El queso, protagonista inesperado en la prevención de la demencia
Entre los muchos interrogantes que plantea la lucha contra la demencia, surge ahora una hipótesis alimentaria que sorprende incluso a los expertos más experimentados. Un extenso trabajo realizado por el equipo de la nutricionista-epidemióloga Yufeng Du en la Lund University (Suecia) apunta a una posible relación entre el consumo habitual de quesos grasos —como brie, gouda, cheddar o parmesano— y un menor riesgo de desarrollar deterioro cognitivo.
Un seguimiento inédito durante casi un cuarto de siglo
La investigación se fundamenta en el estudio longitudinal Malmö Diet and Cancer cohort, que recopiló información exhaustiva sobre los hábitos dietéticos y el estado de salud de más de 27.000 adultos suecos a lo largo de 25 años. Para valorar con precisión la ingesta real, los investigadores emplearon diarios alimentarios detallados, cuestionarios y entrevistas sobre la preparación diaria de las comidas. Durante este periodo prolongado, se detectaron más de 3.200 casos diagnosticados de demencia entre los participantes.
Hallazgos y matices: ¿un nuevo rumbo en nutrición?

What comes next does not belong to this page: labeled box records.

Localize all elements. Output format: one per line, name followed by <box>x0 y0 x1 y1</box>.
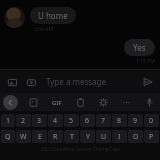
button[interactable]: R <box>48 130 63 143</box>
staticText: O <box>133 132 139 142</box>
button[interactable]: 4 <box>48 114 63 127</box>
staticText: I <box>118 132 121 142</box>
button[interactable]: I <box>112 130 127 143</box>
button[interactable]: 8 <box>112 114 127 127</box>
button[interactable]: 2 <box>16 114 31 127</box>
button[interactable]: Type a message <box>46 76 140 87</box>
button[interactable]: U <box>96 130 111 143</box>
button[interactable]: Settings <box>96 95 111 110</box>
button[interactable]: 0 <box>144 114 159 127</box>
button[interactable]: Voice input <box>142 95 157 110</box>
staticText: 2023 Deadline Nation ChampCaps <box>40 146 121 153</box>
staticText: U home <box>38 10 68 21</box>
staticText: 4 <box>53 116 58 126</box>
button[interactable]: Clipboard <box>73 95 88 110</box>
staticText: 3:34 AM <box>34 26 53 33</box>
button[interactable]: 6 <box>80 114 95 127</box>
staticText: P <box>149 132 154 142</box>
button[interactable]: 1 <box>1 114 15 127</box>
staticText: U <box>101 132 107 142</box>
button[interactable]: Back <box>3 95 18 110</box>
staticText: R <box>53 132 58 142</box>
button[interactable]: 7 <box>96 114 111 127</box>
staticText: 2 <box>21 116 26 126</box>
button[interactable]: Yes <box>124 39 155 56</box>
staticText: 8 <box>117 116 122 126</box>
button[interactable]: P <box>144 130 159 143</box>
staticText: 1:15 PM <box>136 58 155 65</box>
staticText: W <box>20 132 27 142</box>
staticText: 5 <box>69 116 74 126</box>
staticText: 0 <box>149 116 154 126</box>
button[interactable]: Q <box>1 130 15 143</box>
staticText: Y <box>86 132 90 142</box>
staticText: E <box>38 132 42 142</box>
button[interactable]: Sender avatar <box>4 7 25 28</box>
button[interactable]: Send <box>140 74 156 90</box>
staticText: Yes <box>133 42 146 53</box>
staticText: 6 <box>85 116 90 126</box>
button[interactable]: Take photo <box>23 74 39 90</box>
button[interactable]: W <box>16 130 31 143</box>
button[interactable]: Insert image <box>4 74 20 90</box>
staticText: GIF <box>52 99 62 107</box>
button[interactable]: U home <box>30 7 76 24</box>
button[interactable]: Stickers <box>26 95 41 110</box>
button[interactable]: 5 <box>64 114 79 127</box>
button[interactable]: GIF <box>49 95 64 110</box>
staticText: 1 <box>6 116 11 126</box>
staticText: 3 <box>37 116 42 126</box>
button[interactable]: 9 <box>128 114 143 127</box>
staticText: 7 <box>101 116 106 126</box>
button[interactable]: T <box>64 130 79 143</box>
staticText: Type a message <box>46 76 107 87</box>
button[interactable]: E <box>32 130 47 143</box>
button[interactable]: Y <box>80 130 95 143</box>
button[interactable]: O <box>128 130 143 143</box>
button[interactable]: 3 <box>32 114 47 127</box>
button[interactable]: More options <box>119 95 134 110</box>
staticText: T <box>70 132 74 142</box>
staticText: 9 <box>133 116 138 126</box>
staticText: Q <box>5 132 11 142</box>
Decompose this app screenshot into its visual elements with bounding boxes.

Los resultados sugieren que quienes consumían al menos 50 gramos diarios de queso graso presentaban una reducción aproximada del 13 % en el riesgo de desarrollar trastornos cognitivos frente a otros grupos. No obstante, esta asociación no se observó ni con quesos bajos en grasa ni con otros lácteos fermentados como el yogur o el kéfir. Cabe señalar que, como recalca la especialista Emily Sonestedt, “durante décadas se demonizaron los productos ricos en grasas”, incluido el queso.
No todo son certezas: algunos expertos externos advierten que las mediciones dietéticas solo captan una instantánea del comportamiento alimentario, y que las costumbres pueden cambiar considerablemente en dos décadas y media.
Aún muchas preguntas abiertas
Varios elementos explican esta cautela generalizada:
- MIND diet, inspirada en el modelo mediterráneo, muestra resultados dispares.
- La protección frente a la demencia varía según país y tipo de lácteo.
- No existe aún ningún tratamiento curativo realmente eficaz.
Frente al aumento alarmante —de 57 millones en 2021 a unos posibles 153 millones para 2050 según datos globales— encontrar estrategias preventivas es fundamental. Sin embargo, voces autorizadas como la de Tara Spires-Jones, del Dementia Research Institute UK, insisten: depositar todas las esperanzas en un único alimento sería precipitado. El campo científico continúa así su búsqueda sin perder de vista la complejidad inherente a estas enfermedades.